While Kim is one of many physicians who firmly believe in literal definition of “do no harm,” other doctors believe that medical aid in dying would in fact help them uphold that oath to patients. Regardless, under the proposed legislation, doctors who do not believe in the practice can opt out.
Concern from marginalized communities
Another group in the discussion is the disabled community. For them, there is fear about how the legislation might put unequal pressure to utilize medical aid in dying. An able-bodied person might define quality of life in a completely different way than someone who is disabled and some in the community fear that such legislation would target or discriminate against disabled New Yorkers.
“If you look at the reasons that people give, that doctors are writing down for why people want assisted suicide, the top five reasons are not related to being terminal — they’re related to being disabled,” said Coleman, who has been disabled for most of her life, which was her motivation for starting Not Dead Yet.
Oregon was the first state to legalize the practice, with seven other states and Washington D.C. following suit. According to data from Oregon in 2017, the top five reasons were decreasing ability to participate in activities, loss of autonomy, loss of dignity, burden on caregivers, and losing control of bodily functions. These traits are felt by both the disabled community and the terminally ill. In Oregon, most patients who used medical aid in dying in 2017 had cancer, followed by ALS, and heart/circulatory disease.
In Oregon, 94.4 percent of patients who used this option in 2017 were white, and most were described as “well-educated.”. Only 5.6 percent of patients in the state who utilized medical aid in dying did so partly due to the financial burdens.
“From these data, and in the absence of verified reports of coercion or exploitation of people with disabilities or other vulnerable groups, analysis has concluded that there is simply no evidence of coercion of people with disabilities or other vulnerable groups, despite predictions to the contrary,” said Alicia Ouellette in her Barriers to Physician Aid in Dying for People with Disabilities paper.
Also preventing any hints of coercion is legislation stating that doctors and insurance companies are not supposed to offer this as an option. Rather, patients must be the ones to ask for it and seek it out, and still over one third of people opt not to use their prescriptions in the end.

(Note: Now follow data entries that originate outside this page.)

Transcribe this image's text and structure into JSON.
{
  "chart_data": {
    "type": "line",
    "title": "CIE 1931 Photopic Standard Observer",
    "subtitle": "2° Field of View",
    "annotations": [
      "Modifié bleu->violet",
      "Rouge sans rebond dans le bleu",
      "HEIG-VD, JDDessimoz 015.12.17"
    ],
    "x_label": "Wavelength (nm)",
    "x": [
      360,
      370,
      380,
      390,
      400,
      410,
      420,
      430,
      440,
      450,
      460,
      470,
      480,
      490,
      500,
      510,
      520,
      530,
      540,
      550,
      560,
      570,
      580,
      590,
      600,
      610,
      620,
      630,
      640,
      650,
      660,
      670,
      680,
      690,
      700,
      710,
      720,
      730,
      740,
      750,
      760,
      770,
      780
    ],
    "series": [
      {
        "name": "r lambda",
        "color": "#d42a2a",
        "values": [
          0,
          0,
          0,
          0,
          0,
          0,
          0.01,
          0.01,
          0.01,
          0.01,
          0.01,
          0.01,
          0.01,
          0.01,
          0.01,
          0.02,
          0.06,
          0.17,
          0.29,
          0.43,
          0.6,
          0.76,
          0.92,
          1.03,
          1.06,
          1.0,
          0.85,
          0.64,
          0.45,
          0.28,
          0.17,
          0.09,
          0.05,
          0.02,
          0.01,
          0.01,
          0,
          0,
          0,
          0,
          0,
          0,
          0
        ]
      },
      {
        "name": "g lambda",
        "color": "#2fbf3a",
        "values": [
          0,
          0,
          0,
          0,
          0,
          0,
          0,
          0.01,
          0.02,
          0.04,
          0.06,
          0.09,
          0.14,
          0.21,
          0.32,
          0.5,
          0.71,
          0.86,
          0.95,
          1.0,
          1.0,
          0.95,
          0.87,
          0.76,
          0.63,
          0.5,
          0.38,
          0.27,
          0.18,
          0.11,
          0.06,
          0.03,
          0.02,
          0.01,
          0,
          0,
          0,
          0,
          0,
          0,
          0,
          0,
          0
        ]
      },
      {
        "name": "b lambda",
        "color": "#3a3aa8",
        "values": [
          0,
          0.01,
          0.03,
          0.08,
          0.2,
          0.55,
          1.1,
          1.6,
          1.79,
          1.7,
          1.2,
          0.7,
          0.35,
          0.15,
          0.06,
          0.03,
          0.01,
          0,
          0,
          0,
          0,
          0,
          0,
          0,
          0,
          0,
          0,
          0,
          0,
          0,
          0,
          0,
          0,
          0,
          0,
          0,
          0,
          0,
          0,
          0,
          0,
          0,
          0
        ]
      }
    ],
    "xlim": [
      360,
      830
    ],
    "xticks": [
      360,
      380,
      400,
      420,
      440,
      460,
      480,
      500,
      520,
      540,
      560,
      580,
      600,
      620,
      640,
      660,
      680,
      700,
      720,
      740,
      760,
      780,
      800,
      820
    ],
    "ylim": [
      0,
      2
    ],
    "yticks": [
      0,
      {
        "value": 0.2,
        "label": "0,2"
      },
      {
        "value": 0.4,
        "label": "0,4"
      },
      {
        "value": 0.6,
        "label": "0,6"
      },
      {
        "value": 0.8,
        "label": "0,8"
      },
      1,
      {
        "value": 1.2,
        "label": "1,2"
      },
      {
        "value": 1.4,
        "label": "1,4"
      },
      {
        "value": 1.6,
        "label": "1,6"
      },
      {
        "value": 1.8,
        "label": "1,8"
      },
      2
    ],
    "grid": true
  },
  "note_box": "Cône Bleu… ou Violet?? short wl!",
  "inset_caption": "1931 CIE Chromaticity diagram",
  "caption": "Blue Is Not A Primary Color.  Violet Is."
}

“I don’t know, you know you never know, if someone is going to use it or not,” said Cavanaugh. “People sometimes don’t, but knowing that the option is available is a huge, huge benefit. And so, I think if [Chrissy] had the control should she want it, it would’ve helped her live longer.”
Supporters look to renew their push for legislation in 2019
Hearings for the proposed New York bills lasted more than 14 hours combined. Despite neither bill making it to vote in 2018, proponents viewed the year as an overall success. Cavanaugh spoke of 2018 as a “foundation-building year,” and was happy with how far the movement had come since she first got involved. Supporters are hopeful since the democrats gained control of the New York State senate.
“The bill that was in the assembly now has even more co-sponsors, legislators who have now signed onto it,” said Bonnie Edelstein, founder of Death with Dignity Albany. “It’s been adjusted and redrafted, somewhat, for this next legislative session, to include even more safeguards and to allay fears of some people who are in opposition.”
On Nov. 14, New York State Senator democrat Neil Breslin held a fireside chat in conjunction with Death with Dignity Albany. Though he expressed mixed support, Senator Breslin seemed unsure of whether or not the bill would progress in 2019.
“With 15 new democrats — and really there’s only about eight or 10 long-term serving democrats, I’m not sure — it certainly will be much better than under the Republicans,” said Senator Breslin. “There’s, to me, a lot of discussion it still needs.”